I used to be so caught up in other people's thoughts and opinions about the things I would do or say. I wouldn't wear a certain outfit, sing a certain song or write about a certain topic because I was afraid of what others would think of me. How screwed up is that? I was holding back on my true self because it was what somebody else wanted.
When I think about it now, I realize how stupid that sounds. I didn't think at the time that I was holding back on becoming the person I was always meant to be - but in so many ways I was. We all do it. We all want to be accepted and loved by the majority.
In high school we would wear clothes we didn't like, or couldn't really afford, so we could "fit in". We listened to songs we didn't know the lyrical meanings of because it was what everyone else was listening to. We cut our hair, ripped our jeans and yelled at our mothers all for what? Fear of not being accepted.
We still do this as adults, in little ways. If you say you don't care about what others think of you, you're lying. We all do to some extent and we always will. It's human nature to want to fit in. But there is a fine line between wanting to fit in and letting others dictate your every move. That was something that took me a while to realize, but ever since I did my life has become so much better.
I don't know the exact moment I realized that I needed to start living for myself. It's not one of those things where you wake up and are like "Okay, today's the day I stop taking shit from everybody and decide what I want to do and when I want to do it." No, that's not how it works. In time, you just realize that the decisions you make for yourself are the ones that have made you the happiest.
For instance, when I first got my tattoos everyone asked me "Why that?" "What does that mean?" "You know that's going to be on your forever, right?" No shit, I got this tattoo thinking it would come off in a few weeks. I would feel so self conscious every time I wore a short sleeved shirt, so much so that I looked into getting some of them removed.
I shouldn't have felt like that all because of a few comments - because it was my body and I was the only one that needed to love those tattoos. The same goes for the songs or articles I write, I don't need people telling me what to and what not to write about. That's my decision and mine only.
I'm 21 now and I think I'm doing pretty well for myself. I didn't write this article to tell people to stop trying to tell me what to do, I wrote it because I want other people to start living for themselves. I never really realized how happy I was in my own skin until I sat down to write this. I don't feel as tied down or judged as I used to because I don't care what anyone thinks of me.
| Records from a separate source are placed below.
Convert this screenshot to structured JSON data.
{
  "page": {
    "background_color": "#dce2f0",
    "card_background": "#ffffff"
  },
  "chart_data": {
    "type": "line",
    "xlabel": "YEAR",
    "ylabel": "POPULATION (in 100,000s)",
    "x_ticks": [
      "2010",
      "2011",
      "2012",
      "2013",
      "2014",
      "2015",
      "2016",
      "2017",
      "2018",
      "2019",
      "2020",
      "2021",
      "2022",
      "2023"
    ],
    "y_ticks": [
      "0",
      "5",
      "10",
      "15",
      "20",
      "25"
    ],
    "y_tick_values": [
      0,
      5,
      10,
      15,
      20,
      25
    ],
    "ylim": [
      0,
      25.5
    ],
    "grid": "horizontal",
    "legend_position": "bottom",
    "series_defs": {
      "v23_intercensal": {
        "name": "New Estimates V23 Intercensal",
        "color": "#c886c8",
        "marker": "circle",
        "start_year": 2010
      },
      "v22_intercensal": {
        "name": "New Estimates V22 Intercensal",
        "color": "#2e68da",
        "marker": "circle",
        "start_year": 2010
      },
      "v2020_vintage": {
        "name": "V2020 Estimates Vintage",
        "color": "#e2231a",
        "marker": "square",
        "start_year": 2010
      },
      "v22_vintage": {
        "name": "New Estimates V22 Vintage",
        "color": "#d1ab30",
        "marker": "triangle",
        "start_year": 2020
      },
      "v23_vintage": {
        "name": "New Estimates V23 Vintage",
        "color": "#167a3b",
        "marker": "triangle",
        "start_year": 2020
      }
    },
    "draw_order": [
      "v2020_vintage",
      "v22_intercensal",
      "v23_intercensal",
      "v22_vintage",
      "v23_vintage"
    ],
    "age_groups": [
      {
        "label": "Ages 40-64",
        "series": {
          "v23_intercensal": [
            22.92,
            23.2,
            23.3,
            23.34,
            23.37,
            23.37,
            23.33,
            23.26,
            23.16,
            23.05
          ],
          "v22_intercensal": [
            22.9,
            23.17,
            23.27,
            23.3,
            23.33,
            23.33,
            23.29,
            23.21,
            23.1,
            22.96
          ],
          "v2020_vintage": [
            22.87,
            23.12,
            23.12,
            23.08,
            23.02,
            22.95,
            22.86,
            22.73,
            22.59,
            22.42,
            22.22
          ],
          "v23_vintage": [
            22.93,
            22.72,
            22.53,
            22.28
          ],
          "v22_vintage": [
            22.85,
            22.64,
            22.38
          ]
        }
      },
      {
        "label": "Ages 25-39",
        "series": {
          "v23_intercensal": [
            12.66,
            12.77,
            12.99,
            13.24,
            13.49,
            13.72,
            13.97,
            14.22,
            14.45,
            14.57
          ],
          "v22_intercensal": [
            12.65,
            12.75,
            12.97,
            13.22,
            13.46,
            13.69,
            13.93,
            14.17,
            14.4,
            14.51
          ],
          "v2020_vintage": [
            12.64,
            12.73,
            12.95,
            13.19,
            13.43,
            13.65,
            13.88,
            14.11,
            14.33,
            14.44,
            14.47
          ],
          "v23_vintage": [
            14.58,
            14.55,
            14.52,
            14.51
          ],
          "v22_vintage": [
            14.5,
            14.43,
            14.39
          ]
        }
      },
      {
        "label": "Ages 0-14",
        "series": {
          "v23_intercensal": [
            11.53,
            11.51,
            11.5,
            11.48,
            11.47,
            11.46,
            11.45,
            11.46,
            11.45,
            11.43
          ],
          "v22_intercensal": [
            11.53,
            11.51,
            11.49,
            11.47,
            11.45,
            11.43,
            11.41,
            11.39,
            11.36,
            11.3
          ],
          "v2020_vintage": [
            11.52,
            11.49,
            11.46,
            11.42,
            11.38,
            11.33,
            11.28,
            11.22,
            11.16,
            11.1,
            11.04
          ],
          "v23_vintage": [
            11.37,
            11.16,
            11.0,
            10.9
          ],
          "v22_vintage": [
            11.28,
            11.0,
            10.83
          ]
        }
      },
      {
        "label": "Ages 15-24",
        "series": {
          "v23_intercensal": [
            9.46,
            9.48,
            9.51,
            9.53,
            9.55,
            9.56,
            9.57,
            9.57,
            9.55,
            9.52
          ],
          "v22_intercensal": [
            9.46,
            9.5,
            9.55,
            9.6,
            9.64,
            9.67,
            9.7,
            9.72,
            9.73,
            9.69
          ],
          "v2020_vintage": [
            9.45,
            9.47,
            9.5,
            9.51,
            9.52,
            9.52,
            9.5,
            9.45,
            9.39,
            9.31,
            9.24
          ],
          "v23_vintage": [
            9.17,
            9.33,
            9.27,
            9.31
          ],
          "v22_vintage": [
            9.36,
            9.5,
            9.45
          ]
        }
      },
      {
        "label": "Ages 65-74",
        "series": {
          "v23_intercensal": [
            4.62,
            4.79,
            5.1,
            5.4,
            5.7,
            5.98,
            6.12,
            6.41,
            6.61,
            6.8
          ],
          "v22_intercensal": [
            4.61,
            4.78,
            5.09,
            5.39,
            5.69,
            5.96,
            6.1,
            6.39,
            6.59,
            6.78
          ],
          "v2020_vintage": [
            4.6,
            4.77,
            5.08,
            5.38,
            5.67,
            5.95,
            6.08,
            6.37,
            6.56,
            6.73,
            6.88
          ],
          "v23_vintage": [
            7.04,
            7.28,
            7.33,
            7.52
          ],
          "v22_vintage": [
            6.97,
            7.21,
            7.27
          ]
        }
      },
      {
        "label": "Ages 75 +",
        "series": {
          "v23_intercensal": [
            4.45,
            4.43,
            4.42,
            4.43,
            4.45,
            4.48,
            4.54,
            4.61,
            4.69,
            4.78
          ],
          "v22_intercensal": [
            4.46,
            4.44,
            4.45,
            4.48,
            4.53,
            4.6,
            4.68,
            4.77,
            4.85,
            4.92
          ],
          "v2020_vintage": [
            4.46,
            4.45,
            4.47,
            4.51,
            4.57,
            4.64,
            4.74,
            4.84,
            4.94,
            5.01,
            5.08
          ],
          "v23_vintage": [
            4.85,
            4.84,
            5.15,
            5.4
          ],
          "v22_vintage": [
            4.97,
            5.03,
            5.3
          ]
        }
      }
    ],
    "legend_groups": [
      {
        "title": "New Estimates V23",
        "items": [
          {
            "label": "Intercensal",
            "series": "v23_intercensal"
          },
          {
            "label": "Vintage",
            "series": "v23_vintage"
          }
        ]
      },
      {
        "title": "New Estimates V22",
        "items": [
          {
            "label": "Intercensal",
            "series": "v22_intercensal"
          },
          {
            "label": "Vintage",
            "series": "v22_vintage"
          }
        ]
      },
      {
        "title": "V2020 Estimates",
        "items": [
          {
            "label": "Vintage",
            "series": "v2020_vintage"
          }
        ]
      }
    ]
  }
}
I live my life to please myself, which in the end usually pleases everyone else. You're going to be old and wrinkly one day and you're going to look back on your life and wish you had done so much more. Life is too short to live with regrets.
Get tattoos, write a song about your ex, hell, right a book about him. Wear that outfit you think no one will like -- I'm sure in a month it will become the newest trend. Life is all about taking risks, being happy and letting go. Stop thinking and just start living.